The most popular attractions in Paris can be named even by someone who has never been to Paris before. With a city that is so famous in the whole world, it’s impossible not to get to know it to a lesser or greater degree even before you get to explore it in person. So when you finally see monuments like the Eiffel Tower or the Louvre, you might feel like you’re revisiting some old and beloved places rather than seeing something new. Luckily, there are other attractions in the French capital, some of which are less known simply because they are tucked away in some scenic quarter, or maybe because they are out of the ordinary. If you are curious about the city’s more extraordinary places, here are some of the most unusual attractions in Paris.

Paris Sewer Museum

Even if most of the attractions in Paris are above the ground, there’s one sight underground that you should definitely visit: the sewers. It sounds crazy, but in Paris even the sewers are worth seeing, especially if we’re talking about the medieval ones. Parts of the sewer are dating back to the 14th century, and the museum offers comprehensive information about the history of the place.

Narrowest building in the world

If you want to see the narrowest building in the world, head to Rue St Severin in the Latin Quarter. The house is 10 meters tall and little over one meter wide, and it was probably built just to fill the gap between the buildings on its left and right. Although small, the house had some famous residents, like the novelist Abbé  Prévost.

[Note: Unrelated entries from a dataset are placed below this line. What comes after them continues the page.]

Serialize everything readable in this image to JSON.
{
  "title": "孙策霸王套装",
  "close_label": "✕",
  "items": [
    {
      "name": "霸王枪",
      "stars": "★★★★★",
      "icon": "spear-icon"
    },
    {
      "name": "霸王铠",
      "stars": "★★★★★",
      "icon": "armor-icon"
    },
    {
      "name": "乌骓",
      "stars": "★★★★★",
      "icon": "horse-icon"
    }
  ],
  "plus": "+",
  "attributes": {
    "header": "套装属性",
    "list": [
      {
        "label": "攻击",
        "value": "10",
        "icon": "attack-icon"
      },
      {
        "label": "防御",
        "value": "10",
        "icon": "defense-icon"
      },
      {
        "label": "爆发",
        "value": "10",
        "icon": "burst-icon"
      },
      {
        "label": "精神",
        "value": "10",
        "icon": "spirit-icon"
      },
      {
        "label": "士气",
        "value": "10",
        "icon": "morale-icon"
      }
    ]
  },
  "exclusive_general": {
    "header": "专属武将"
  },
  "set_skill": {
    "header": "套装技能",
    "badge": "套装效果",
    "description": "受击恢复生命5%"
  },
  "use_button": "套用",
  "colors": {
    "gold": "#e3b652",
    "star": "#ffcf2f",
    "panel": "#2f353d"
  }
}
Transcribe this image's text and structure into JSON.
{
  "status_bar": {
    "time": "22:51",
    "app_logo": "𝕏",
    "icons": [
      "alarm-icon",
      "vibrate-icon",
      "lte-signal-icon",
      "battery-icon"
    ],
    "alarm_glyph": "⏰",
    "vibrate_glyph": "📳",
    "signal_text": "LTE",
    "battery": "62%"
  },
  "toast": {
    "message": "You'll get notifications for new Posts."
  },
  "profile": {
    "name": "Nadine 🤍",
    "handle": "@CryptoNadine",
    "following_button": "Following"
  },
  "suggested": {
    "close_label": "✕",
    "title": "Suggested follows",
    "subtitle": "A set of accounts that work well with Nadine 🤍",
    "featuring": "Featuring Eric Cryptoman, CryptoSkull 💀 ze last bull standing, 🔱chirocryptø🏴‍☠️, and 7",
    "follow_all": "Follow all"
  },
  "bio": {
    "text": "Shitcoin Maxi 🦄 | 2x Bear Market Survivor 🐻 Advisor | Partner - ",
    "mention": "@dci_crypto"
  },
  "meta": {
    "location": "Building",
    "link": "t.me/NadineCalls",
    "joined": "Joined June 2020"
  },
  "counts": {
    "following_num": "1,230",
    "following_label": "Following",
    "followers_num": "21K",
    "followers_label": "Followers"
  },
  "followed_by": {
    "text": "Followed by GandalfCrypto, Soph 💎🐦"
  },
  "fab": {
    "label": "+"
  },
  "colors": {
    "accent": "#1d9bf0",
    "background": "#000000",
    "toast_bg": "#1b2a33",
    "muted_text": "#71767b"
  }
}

Dermatology Museum, Saint-Louis Hospital

Although the average tourist probably wouldn’t visit a dermatology museum unless she or he is a doctor, this weird museum is really educational, and has some very interesting, if creepy displays. The museum exhibits plaster casts showing various skin diseases, and some of the casts are centuries old!

Les Arènes de Lutece

It’s hard to believe that you can find intact archaeological ruins in a city like Paris, never mind an entire Roman amphitheater! Les Arènes de Lutece were once (back in the times when Paris was a Roman colony called Lutetia) a 15,000 seat amphitheater were gladiator combats took place regularly.

Le Musée Grevin

Le Musée Grevin in Montmartre might seem like the Parisian version of the Madam Tussauds was museums, but in addition to some real and fictional celebrities, the museum has a large section on the history of France, where you can see creepily realistic scenes of torture, executions disease and gruesome medical practices.